Yeah, for future note, it’s never a good idea to tell a room full of total strangers about your medical misconduct. You never know who might be recording it to expose the bogus information provided by those trying to sweep your crimes under the rug.

And just for fun, here’s the complete GMC ruling on Wakefield, detailing his medical misconduct and here’s Brian Deer’s investigative report exposing Wakefield’s fraud.


Lancet retracts Wakefield’s 1998 study

February 3, 2010

After twelve years of solid debunking, the Lancet, a leading UK professional medical research journal, has finally decided to officially retract Andrew Wakefield’s disastrous fake study that is almost single-handedly responsible for the modern anti-vaccination movement and for a massive decline in MMR vaccinations as well as all other vaccinations.

From the BBC:

The medical journal which originally published the discredited research linking autism and MMR has now issued a full retraction of the paper.

The Lancet said it now accepted claims made by the researchers were “false”. It comes after Dr Andrew Wakefield, the lead researcher in the 1998 paper, was ruled last week to have broken research rules by the General Medical Council.

The publication caused vaccination rates to plummet, resulting in a rise in measles.

…Last week, the GMC ruled Dr Wakefield had shown a “callous disregard” for children and acted “dishonestly” while he carried out his research. It will decide later whether to strike him off the medical register.

And from the Lancet editorial itself:

Following the judgment of the UK General Medical Council’s Fitness to Practise Panel on Jan 28, 2010, it has become clear that several elements of the 1998 paper by Wakefield et al. are incorrect, contrary to the findings of an earlier investigation. In particular, the claims in the original paper that children were “consecutively referred” and that investigations were “approved” by the local ethics committee have been proven to be false. Therefore we fully retract this paper from the published record.

Of course the anti-vaccinationists over at Age of Autism such as David Kirby, are insisting the retraction means nothing as they continue to focus their efforts EXCLUSIVELY on defending their messiah. Apparently, news that’s actually related to autism isn’t important enough to warrant coverage during The Martyrdom of St. Andy, as Orac put it. Kirby even uses the George W. Bush mantra of declaring that while disgraced now, Wakefield will be more warmly received by future generations. Yeah, keep dreaming, David.

You know, at the very beginning of January, in light of Barbara Loe Fisher’s horribly ill-conceived libel suit against Amy Wallace, Paul Offit, and Conde Nast, I expressed my feelings that it was beginning to look like the anti-vaccine movement has peeked and is finally going to begin a decline as they’ve continued to make bad decisions and the media has begun to catch onto just how crazy they are. January has been a devastating month for them and now February has already proven far worse. Now I’m not about to say it’s all over yet, but like with $cientology, lately all the relevant news has been squarely against them. So yeah, I think they’re in trouble. As much as they want to continue to preach Wakefield’s innocence, the fact is that he’s in so deep that he’ll never clear his name. And while he should be able to make a decent living out of giving lectures to fellow anti-vaccinationists and maybe even a few organizations that failed to do the proper research before agreeing to let him speak, let’s face it. No real hospital would hire someone with his reputation. His medical career (at least as far as real medicine is concerned) is officially over.
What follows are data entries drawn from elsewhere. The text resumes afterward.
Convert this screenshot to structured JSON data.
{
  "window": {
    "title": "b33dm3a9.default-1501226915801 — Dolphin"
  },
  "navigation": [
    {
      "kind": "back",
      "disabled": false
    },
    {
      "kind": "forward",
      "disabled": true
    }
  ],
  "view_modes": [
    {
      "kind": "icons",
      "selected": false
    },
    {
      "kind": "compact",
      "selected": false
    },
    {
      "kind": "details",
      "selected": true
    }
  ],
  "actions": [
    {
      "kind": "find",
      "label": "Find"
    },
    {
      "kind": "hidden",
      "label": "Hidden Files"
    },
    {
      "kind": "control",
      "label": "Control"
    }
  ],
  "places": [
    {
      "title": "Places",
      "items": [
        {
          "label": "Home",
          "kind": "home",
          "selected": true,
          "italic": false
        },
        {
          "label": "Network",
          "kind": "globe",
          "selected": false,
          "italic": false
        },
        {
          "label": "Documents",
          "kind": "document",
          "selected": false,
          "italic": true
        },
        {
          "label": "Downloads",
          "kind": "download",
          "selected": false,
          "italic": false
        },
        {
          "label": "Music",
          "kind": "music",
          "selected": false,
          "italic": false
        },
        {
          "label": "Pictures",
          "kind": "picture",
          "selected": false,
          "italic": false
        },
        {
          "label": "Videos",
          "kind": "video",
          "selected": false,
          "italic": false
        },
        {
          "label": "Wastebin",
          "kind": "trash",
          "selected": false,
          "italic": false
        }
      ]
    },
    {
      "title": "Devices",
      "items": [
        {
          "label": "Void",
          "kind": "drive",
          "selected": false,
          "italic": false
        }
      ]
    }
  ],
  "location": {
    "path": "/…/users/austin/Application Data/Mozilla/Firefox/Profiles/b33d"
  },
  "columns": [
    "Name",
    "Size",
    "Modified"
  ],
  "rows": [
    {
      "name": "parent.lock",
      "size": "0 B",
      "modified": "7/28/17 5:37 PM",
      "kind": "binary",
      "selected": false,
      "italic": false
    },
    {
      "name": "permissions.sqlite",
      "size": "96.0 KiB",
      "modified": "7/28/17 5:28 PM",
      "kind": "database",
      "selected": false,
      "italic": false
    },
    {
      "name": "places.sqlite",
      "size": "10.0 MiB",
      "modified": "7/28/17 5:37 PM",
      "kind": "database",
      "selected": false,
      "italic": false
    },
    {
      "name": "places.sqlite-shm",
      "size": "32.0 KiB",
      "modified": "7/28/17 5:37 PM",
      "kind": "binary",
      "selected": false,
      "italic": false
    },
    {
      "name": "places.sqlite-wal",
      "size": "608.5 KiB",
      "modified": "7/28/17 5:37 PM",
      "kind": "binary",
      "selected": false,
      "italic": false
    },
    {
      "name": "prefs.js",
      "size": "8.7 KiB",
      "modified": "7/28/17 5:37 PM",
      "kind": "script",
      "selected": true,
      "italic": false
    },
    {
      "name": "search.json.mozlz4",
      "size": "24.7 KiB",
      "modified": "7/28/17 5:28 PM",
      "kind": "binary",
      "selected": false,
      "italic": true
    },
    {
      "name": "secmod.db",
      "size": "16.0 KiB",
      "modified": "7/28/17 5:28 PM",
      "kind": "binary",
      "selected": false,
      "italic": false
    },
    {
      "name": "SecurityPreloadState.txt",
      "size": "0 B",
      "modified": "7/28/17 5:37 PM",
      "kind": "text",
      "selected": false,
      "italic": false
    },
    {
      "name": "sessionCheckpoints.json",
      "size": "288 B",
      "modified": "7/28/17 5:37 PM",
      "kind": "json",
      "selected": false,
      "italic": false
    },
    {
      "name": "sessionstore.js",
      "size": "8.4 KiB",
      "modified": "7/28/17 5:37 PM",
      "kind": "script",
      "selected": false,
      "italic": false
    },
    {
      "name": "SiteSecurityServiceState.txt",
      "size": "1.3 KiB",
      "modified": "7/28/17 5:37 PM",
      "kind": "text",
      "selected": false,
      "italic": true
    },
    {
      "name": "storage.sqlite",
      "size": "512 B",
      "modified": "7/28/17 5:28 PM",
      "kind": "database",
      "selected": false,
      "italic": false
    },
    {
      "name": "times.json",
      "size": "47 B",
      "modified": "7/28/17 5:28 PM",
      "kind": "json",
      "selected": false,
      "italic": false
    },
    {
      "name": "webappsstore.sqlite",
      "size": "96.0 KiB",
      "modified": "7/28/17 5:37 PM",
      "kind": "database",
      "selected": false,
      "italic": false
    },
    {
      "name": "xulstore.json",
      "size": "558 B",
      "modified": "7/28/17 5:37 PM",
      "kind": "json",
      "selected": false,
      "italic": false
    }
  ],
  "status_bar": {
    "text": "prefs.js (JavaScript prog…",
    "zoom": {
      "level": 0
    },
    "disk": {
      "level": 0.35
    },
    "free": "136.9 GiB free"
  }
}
Add that to our continuing understanding of the genetic nature of autism, the possible collapse of the Australian Vaccination Network,   and the almost inevitable Dover-like outcome of Barbara Loe Fisher’s libel suit (too bad she couldn’t sue in the UK), and we’ve got a critical mass of negative publicity coming their way.So yeah, I think there’s good reason for critics of the anti-vaccine movement to look forward to the coming year.